Pour la première fois, je reçois un appel à mauvaise nouvelle inattendu; ici, à Copenhague, mon téléphone sonne rarement, et s’il sonne, c’est un numéro local qui a composé le mien. Hier, un numéro français s’affiche sur mon écran, je le reconnais, c’est Maman. Ma grand-mère est décédée hier matin, le 13 octobre 2014; selon les infirmières de sa maison de retraite, elle n’a pas souffert. Son visage était détendu lorsqu’elles l’ont retrouvée dans son lit, comme endormie. Elle souffrait de cette terrible condition qu’est la depression, et d’une maladie cousine de Parkinson, une maladie neurodégénérative, c’est-à-dire qui amène à la mort progressive de neurones responsables de notre motricité; et tandis qu’on peut vivre avec Parkinson pendant des années, on ne peut pas vivre comme elle l’a fait ces 18 derniers mois, dans la souffrance et faisant l’experience d’une dégradation physique si rapide. Peu importe où elle est maintenant, j’ose espérer qu’elle repose plus en paix qu’elle ne l’a été ces derniers mois.

Cela me parait fou à l’instant de penser que lorsque l’on meurt, on disparait complètement. On n’existe plus. Cela me parait complètement irréel, qui plus est douloureux, de penser qu’après tant d’aventures, du fétus jusqu’à la dernière bouffée d’air, jusqu’au dernier battement de coeur, on cesse d’être. Et peu importe la relation que l’on a eu la chance ou non de partager avec la personne désormais loin, la mort est un sujet qui touche n’importe quel être vivant; et dotés de la capacité à penser, nous, humains, ne pouvons nous empêcher de questioner cette étrange étape de la vie, aussi paradoxale et mystérieuse qu’elle puisse paraître.

Je me suis réveillée ce matin avec l’étrange sensation d’être perdue, désorientée. J’ai fait quelques cauchemars, dans lesquels l’un ou l’autre membre de ma famille se trouvait au bord de la mort aussi, et ma matinée a été faite de larmes et de pensées noires, tristes, et pour le moins intenses. Il y a quelques années, la mort me terrifiait. Mes cauchemars les plus noirs m’amenaient sur le pas de ma porte pour découvrir que ma maison avait été brûlée, et mes proches disparus. Aujourd’hui, avec les années, je suppose que cette idée disparaît naturellement, de pair avec une certaine naïveté, et pourtant. Et pourtant, la vie reste tout aussi fragile, et s’il n’est pas raisonnable de vivre avec la peur de mourir à l’esprit, il est tout à fait justifié de vivre en ayant conscience que chaque battement de coeur, chaque rire, chaque larme, chaque expérience, chaque aventure est précieuse.

dove flying above sea

(SOURCE)

Et il y a quelque chose de plus fort lorsqu’il s’agit de famille.
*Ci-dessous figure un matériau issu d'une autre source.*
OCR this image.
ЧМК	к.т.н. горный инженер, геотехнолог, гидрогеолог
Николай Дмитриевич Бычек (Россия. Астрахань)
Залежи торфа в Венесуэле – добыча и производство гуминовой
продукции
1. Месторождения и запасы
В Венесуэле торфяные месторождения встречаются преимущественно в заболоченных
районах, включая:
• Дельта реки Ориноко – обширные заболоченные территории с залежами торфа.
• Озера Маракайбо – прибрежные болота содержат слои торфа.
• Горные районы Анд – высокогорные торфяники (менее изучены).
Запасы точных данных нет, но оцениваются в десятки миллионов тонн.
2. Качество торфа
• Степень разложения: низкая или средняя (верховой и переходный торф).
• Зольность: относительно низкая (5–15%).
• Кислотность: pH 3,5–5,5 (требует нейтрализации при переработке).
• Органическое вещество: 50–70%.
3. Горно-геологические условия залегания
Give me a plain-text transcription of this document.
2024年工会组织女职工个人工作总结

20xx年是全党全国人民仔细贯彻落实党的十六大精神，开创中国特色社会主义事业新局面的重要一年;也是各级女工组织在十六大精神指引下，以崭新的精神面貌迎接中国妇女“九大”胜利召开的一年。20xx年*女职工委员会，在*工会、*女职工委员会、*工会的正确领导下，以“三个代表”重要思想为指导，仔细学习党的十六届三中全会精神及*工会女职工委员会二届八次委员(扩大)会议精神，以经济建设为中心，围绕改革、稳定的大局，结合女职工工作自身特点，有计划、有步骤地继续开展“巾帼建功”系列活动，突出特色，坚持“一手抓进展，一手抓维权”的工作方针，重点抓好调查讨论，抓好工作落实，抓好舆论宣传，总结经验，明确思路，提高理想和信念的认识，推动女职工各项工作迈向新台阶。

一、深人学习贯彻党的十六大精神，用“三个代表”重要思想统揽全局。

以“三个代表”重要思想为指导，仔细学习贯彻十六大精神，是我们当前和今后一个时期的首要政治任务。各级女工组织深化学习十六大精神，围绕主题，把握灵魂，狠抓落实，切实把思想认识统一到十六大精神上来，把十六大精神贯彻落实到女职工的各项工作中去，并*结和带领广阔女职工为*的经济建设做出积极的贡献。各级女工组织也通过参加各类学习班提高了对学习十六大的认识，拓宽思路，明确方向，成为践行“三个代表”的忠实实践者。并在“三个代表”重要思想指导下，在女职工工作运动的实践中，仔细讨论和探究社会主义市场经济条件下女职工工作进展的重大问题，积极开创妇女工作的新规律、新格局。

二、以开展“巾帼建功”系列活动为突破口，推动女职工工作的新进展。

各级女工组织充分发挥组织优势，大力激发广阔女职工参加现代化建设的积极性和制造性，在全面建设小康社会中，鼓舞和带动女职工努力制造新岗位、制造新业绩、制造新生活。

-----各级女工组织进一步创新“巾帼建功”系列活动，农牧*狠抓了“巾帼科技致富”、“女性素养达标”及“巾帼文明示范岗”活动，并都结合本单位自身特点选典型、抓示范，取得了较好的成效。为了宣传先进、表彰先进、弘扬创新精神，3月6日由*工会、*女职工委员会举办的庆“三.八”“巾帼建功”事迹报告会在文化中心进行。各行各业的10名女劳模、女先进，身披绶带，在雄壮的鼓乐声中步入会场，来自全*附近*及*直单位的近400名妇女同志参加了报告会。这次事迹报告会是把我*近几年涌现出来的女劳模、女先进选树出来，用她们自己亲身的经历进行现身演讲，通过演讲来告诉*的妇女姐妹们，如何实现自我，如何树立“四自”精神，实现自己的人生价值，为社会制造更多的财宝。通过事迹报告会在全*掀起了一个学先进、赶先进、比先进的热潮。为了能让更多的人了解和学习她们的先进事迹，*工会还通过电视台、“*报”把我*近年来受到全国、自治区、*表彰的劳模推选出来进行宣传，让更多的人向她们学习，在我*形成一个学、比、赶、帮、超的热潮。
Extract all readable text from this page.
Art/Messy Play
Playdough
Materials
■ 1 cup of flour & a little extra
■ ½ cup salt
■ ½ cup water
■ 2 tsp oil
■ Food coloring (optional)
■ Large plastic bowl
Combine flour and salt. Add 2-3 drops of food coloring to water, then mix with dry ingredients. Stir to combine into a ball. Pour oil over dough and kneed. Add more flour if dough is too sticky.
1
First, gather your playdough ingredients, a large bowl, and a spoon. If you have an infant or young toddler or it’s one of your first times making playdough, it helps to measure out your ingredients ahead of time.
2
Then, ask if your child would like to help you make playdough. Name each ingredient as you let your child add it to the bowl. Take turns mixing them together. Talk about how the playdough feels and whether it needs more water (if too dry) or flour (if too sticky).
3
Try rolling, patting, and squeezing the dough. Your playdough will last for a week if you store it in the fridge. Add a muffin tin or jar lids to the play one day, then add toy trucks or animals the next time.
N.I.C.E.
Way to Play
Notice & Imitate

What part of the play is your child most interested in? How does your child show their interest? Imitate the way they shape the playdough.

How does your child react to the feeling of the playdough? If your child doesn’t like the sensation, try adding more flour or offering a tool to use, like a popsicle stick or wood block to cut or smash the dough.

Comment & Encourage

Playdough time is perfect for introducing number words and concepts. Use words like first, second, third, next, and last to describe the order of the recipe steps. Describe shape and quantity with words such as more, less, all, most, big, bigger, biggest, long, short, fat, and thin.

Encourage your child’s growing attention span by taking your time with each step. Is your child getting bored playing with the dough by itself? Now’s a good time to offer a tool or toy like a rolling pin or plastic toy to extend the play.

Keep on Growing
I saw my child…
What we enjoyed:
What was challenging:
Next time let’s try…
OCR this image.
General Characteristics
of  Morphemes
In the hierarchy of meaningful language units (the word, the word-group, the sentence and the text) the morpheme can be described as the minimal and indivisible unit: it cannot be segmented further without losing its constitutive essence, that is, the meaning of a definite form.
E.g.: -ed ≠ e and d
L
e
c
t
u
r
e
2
Je ne saurais vraiment l’expliquer, suis-je trop sensible ou perchée sur ma planète, je ne sais pas, mais j’ai l’impression que les gènes que je partage avec mes parents, mes soeurs, ma grand-mère, mes oncles, tantes, cousins, nous rapprochent. Ces liens sont précieux, et parce que les kilomètres nous séparent, parce que nos trains de vie en décident autrement, ces liens ne sont pas palpables au quotidien.

Puis-je dire que je trouve la situation dommage, je ne pense pas; chacun est libre de faire ses choix, chacun doit suivre ses envies, ses rêves, aller au bout de ses projets et plans d’avenir. Parfois, nos rêves nous séparent. Et malgré les dispositions du monde dans lequel on vit, c’est-à-dire, avec un accès à internet relativement facile, des aéroports et gares accessibles, nos liens ne sont pas plus palpables.

Alors aujourd’hui, en hommage à ma grand-mère, Mamouna pour ses petits enfants, je vous annonce que par la pensée, par les gènes peut-être aussi, vous êtes avec moi et il est impossible d’oublier que vous êtes là. Il est impossible d’oublier que vous êtes précieux et importants. Aujourd’hui les mots me manquent un peu, mais en l’honneur de ces gènes qui nous lient, où que vous soyez, recevez mon affection, mon amour, réellement, et mes pensées.